Drang Nach Osten! contained five 21 x 27" mapsheets and Unentschieden! a further eight mapsheets (included smaller extensions to Drang Nach Osten!). The two games also comprised 3920 die-cast counters. Each hex was 16 miles, each turn two weeks. Ground units were Army HQs, Divisions (and Soviet Tank Corps), Brigades/Regiments, and Battalions.

The practicalities of playing such large games are enormous and I divided the game play into three areas: Army Group North, Army Group Centre and Army Group South. I played the Army Group North campaign which covered the area from the Karelian Isthmus and Leningrad to the Pripet Marshes (southern Belarus), down as far as but excluding Kiev, using just two of the six mapsheets.

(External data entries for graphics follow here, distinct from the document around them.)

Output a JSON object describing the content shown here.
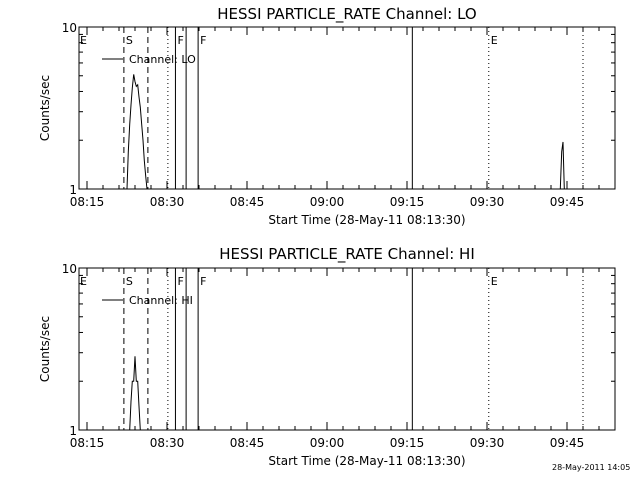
{
  "chart_data": [
    {
      "type": "line",
      "title": "HESSI PARTICLE_RATE Channel: LO",
      "xlabel": "Start Time (28-May-11 08:13:30)",
      "ylabel": "Counts/sec",
      "yscale": "log",
      "ylim": [
        1,
        10
      ],
      "xlim": [
        "08:13:30",
        "09:54:00"
      ],
      "x_ticks": [
        "08:15",
        "08:30",
        "08:45",
        "09:00",
        "09:15",
        "09:30",
        "09:45"
      ],
      "y_ticks": [
        "1",
        "10"
      ],
      "legend": {
        "label": "Channel: LO",
        "placement": "top-left"
      },
      "series": [
        {
          "name": "Channel: LO",
          "x": [
            "08:22:30",
            "08:22:45",
            "08:23:00",
            "08:23:15",
            "08:23:30",
            "08:23:45",
            "08:24:00",
            "08:24:15",
            "08:24:30",
            "08:24:45",
            "08:25:00",
            "08:25:15",
            "08:25:30",
            "08:25:45",
            "08:26:00",
            "08:26:15"
          ],
          "y": [
            1,
            1.7,
            2.5,
            3.3,
            4.2,
            5.1,
            4.6,
            4.3,
            4.4,
            3.7,
            3.2,
            2.5,
            2.0,
            1.5,
            1.2,
            1
          ],
          "x2": [
            "09:43:45",
            "09:44:00",
            "09:44:15",
            "09:44:30"
          ],
          "y2": [
            1,
            1.7,
            1.95,
            1
          ]
        }
      ],
      "vlines": [
        {
          "time": "08:21:55",
          "style": "dashed",
          "label": "S"
        },
        {
          "time": "08:26:25",
          "style": "dashed"
        },
        {
          "time": "08:30:10",
          "style": "dotted"
        },
        {
          "time": "08:31:35",
          "style": "solid",
          "label": "F"
        },
        {
          "time": "08:33:35",
          "style": "solid"
        },
        {
          "time": "08:35:50",
          "style": "solid",
          "label": "F"
        },
        {
          "time": "09:16:00",
          "style": "solid"
        },
        {
          "time": "09:30:20",
          "style": "dotted",
          "label": "E"
        },
        {
          "time": "09:48:00",
          "style": "dotted"
        }
      ],
      "edge_label": "E"
    },
    {
      "type": "line",
      "title": "HESSI PARTICLE_RATE Channel: HI",
      "xlabel": "Start Time (28-May-11 08:13:30)",
      "ylabel": "Counts/sec",
      "yscale": "log",
      "ylim": [
        1,
        10
      ],
      "xlim": [
        "08:13:30",
        "09:54:00"
      ],
      "x_ticks": [
        "08:15",
        "08:30",
        "08:45",
        "09:00",
        "09:15",
        "09:30",
        "09:45"
      ],
      "y_ticks": [
        "1",
        "10"
      ],
      "legend": {
        "label": "Channel: HI",
        "placement": "top-left"
      },
      "series": [
        {
          "name": "Channel: HI",
          "x": [
            "08:23:00",
            "08:23:15",
            "08:23:30",
            "08:23:45",
            "08:24:00",
            "08:24:15",
            "08:24:30",
            "08:24:45",
            "08:25:00"
          ],
          "y": [
            1,
            1.5,
            2.0,
            2.0,
            2.85,
            2.0,
            2.0,
            1.4,
            1
          ],
          "x2": [],
          "y2": []
        }
      ],
      "vlines": [
        {
          "time": "08:21:55",
          "style": "dashed",
          "label": "S"
        },
        {
          "time": "08:26:25",
          "style": "dashed"
        },
        {
          "time": "08:30:10",
          "style": "dotted"
        },
        {
          "time": "08:31:35",
          "style": "solid",
          "label": "F"
        },
        {
          "time": "08:33:35",
          "style": "solid"
        },
        {
          "time": "08:35:50",
          "style": "solid",
          "label": "F"
        },
        {
          "time": "09:16:00",
          "style": "solid"
        },
        {
          "time": "09:30:20",
          "style": "dotted",
          "label": "E"
        },
        {
          "time": "09:48:00",
          "style": "dotted"
        }
      ],
      "edge_label": "E"
    }
  ],
  "footer_stamp": "28-May-2011 14:05"
}
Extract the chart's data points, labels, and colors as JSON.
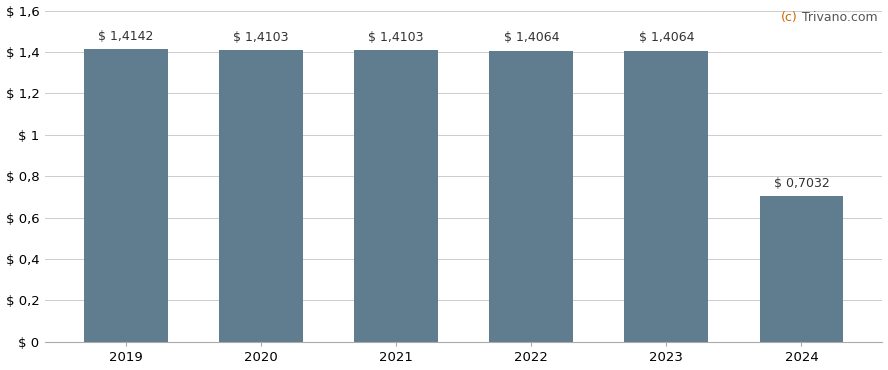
{
  "categories": [
    "2019",
    "2020",
    "2021",
    "2022",
    "2023",
    "2024"
  ],
  "values": [
    1.4142,
    1.4103,
    1.4103,
    1.4064,
    1.4064,
    0.7032
  ],
  "labels": [
    "$ 1,4142",
    "$ 1,4103",
    "$ 1,4103",
    "$ 1,4064",
    "$ 1,4064",
    "$ 0,7032"
  ],
  "bar_color": "#5f7d8e",
  "background_color": "#ffffff",
  "grid_color": "#cccccc",
  "ylim": [
    0,
    1.6
  ],
  "yticks": [
    0,
    0.2,
    0.4,
    0.6,
    0.8,
    1.0,
    1.2,
    1.4,
    1.6
  ],
  "ytick_labels": [
    "$ 0",
    "$ 0,2",
    "$ 0,4",
    "$ 0,6",
    "$ 0,8",
    "$ 1",
    "$ 1,2",
    "$ 1,4",
    "$ 1,6"
  ],
  "watermark_c": "(c)",
  "watermark_rest": " Trivano.com",
  "watermark_color_c": "#cc6600",
  "watermark_color_rest": "#555555",
  "label_fontsize": 9.0,
  "tick_fontsize": 9.5,
  "watermark_fontsize": 9.0,
  "bar_width": 0.62
}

Set-up - Barbarossa - Königsberg (now Kaliningrad), East Prussia and the north

The defence of Moscow

Leningrad and the Karelian Isthmus

Smolensk - the road to Moscow

The Pripet Marshes
Game Mechanics

Time Scale:
3 - 4 days June, 1941 - March, 1942)
Map Scale: 16 miles per hex
Unit Scale: Divisions, regiments, battalions
Players: Two - Medium complexity
Solitaire Suitability: High complexity

Playing Time: 200+ hours (full campaign only)

Scenarios

1) The Full Campaign
(unofficially for convenience of scale):

2) Army Group North
3) Army Group Centre
4) Army Group South

Game components:
2500 Die-Cut Counters (for full scenario)
6 six 21" x 27" maps (1B, 2A, 3B, 4A, 5B, 6A)
A complete set of rules
A complete set of charts

2 die

Game Strategy

Classic hexagonal game playusing the tried and tested Europa series rules.